Israel has established a commission to review allegations that NSO Group’s controversial Pegasus phone surveillance software was misused amid a hacking scandal that has roiled governments globally.
The announcement on Thursday by the head of the Israeli parliament’s Foreign Affairs and Defence Committee came amid revelations that the Israeli firm’s spyware appears to have been used by governments in the surveillance of heads of states, opposition figures, activists and journalists, whose names were among some 50,000 potential targets on a list leaked to rights group Amnesty International and Paris-based Forbidden Stories.
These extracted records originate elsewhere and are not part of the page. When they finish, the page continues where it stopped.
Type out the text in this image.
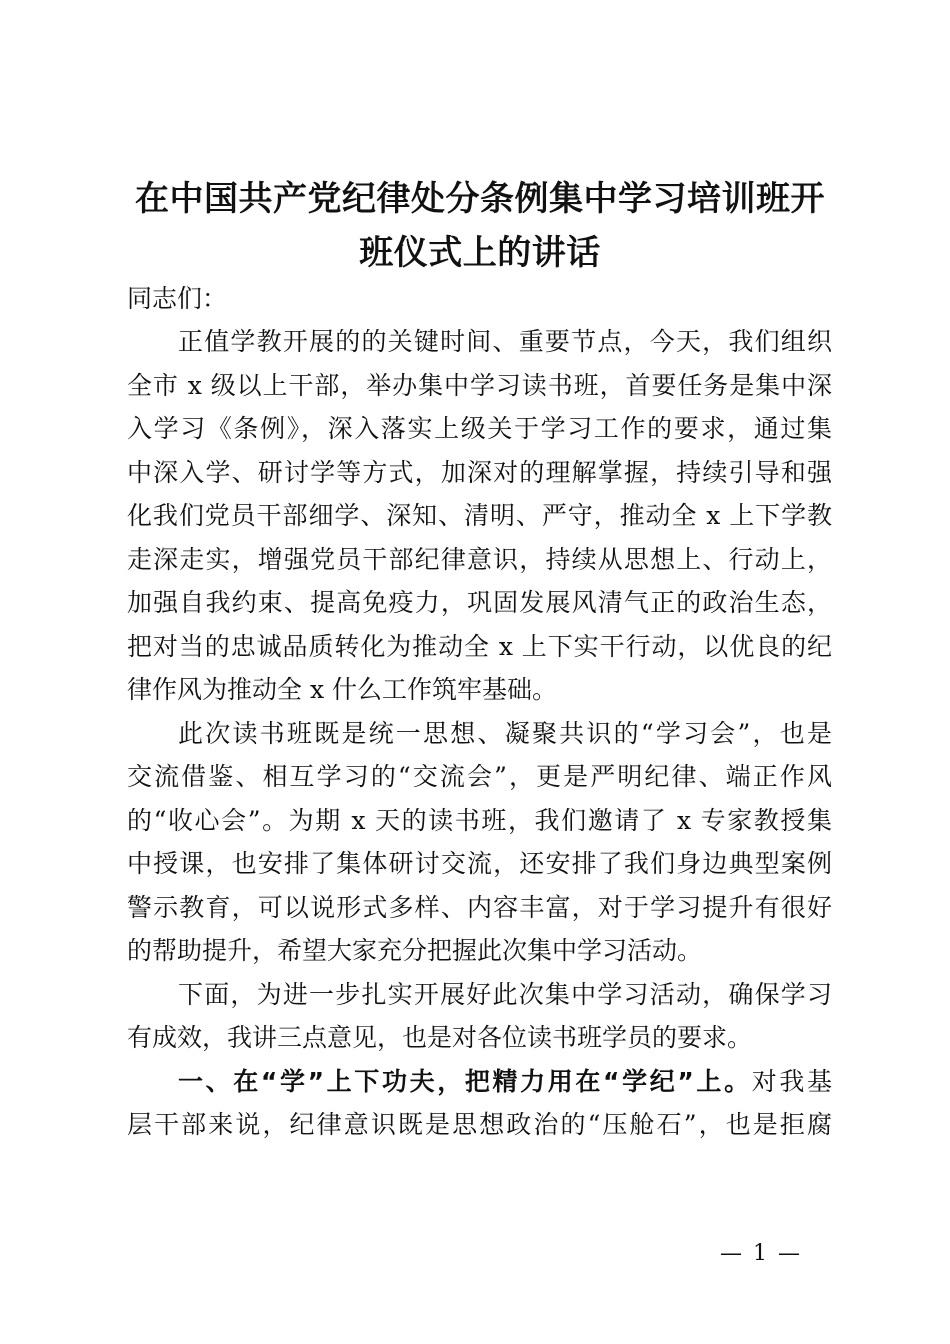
在中国共产党纪律处分条例集中学习培训班开
班仪式上的讲话

同志们：

正值学教开展的的关键时间、重要节点，今天，我们组织
全市 x 级以上干部，举办集中学习读书班，首要任务是集中深
入学习《条例》，深入落实上级关于学习工作的要求，通过集
中深入学、研讨学等方式，加深对的理解掌握，持续引导和强
化我们党员干部细学、深知、清明、严守，推动全 x 上下学教
走深走实，增强党员干部纪律意识，持续从思想上、行动上，
加强自我约束、提高免疫力，巩固发展风清气正的政治生态，
把对当的忠诚品质转化为推动全 x 上下实干行动，以优良的纪
律作风为推动全 x 什么工作筑牢基础。

此次读书班既是统一思想、凝聚共识的“学习会”，也是
交流借鉴、相互学习的“交流会”，更是严明纪律、端正作风
的“收心会”。为期 x 天的读书班，我们邀请了 x 专家教授集
中授课，也安排了集体研讨交流，还安排了我们身边典型案例
警示教育，可以说形式多样、内容丰富，对于学习提升有很好
的帮助提升，希望大家充分把握此次集中学习活动。

下面，为进一步扎实开展好此次集中学习活动，确保学习
有成效，我讲三点意见，也是对各位读书班学员的要求。

一、在“学”上下功夫，把精力用在“学纪”上。对我基
层干部来说，纪律意识既是思想政治的“压舱石”，也是拒腐

— 1 —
The revelations sparked calls for accountability and increased controls on the international sale of spyware technology. Pegasus can hack into mobile phones without a user knowing, enabling clients to read every message, track a user’s location and tap into the phone’s camera and microphone.
Israeli legislator Ram Ben Barak, the former deputy head of Israel’s Mossad spy agency, told Army Radio, “The defence establishment appointed a review commission made up of a number of groups” to probe the allegations.
‘Dig around from top to bottom’
NSO has said it exports to 45 countries with approval from the Israeli government.
Hulio said the company could not disclose the details of its contracts due to “issues of confidentiality”, but said he would offer full transparency to any government seeking more details.
“Let any state entity come along – any official from any state – and I’ll be prepared to open everything up to them, for them to enter, to dig around from top to bottom,” he said.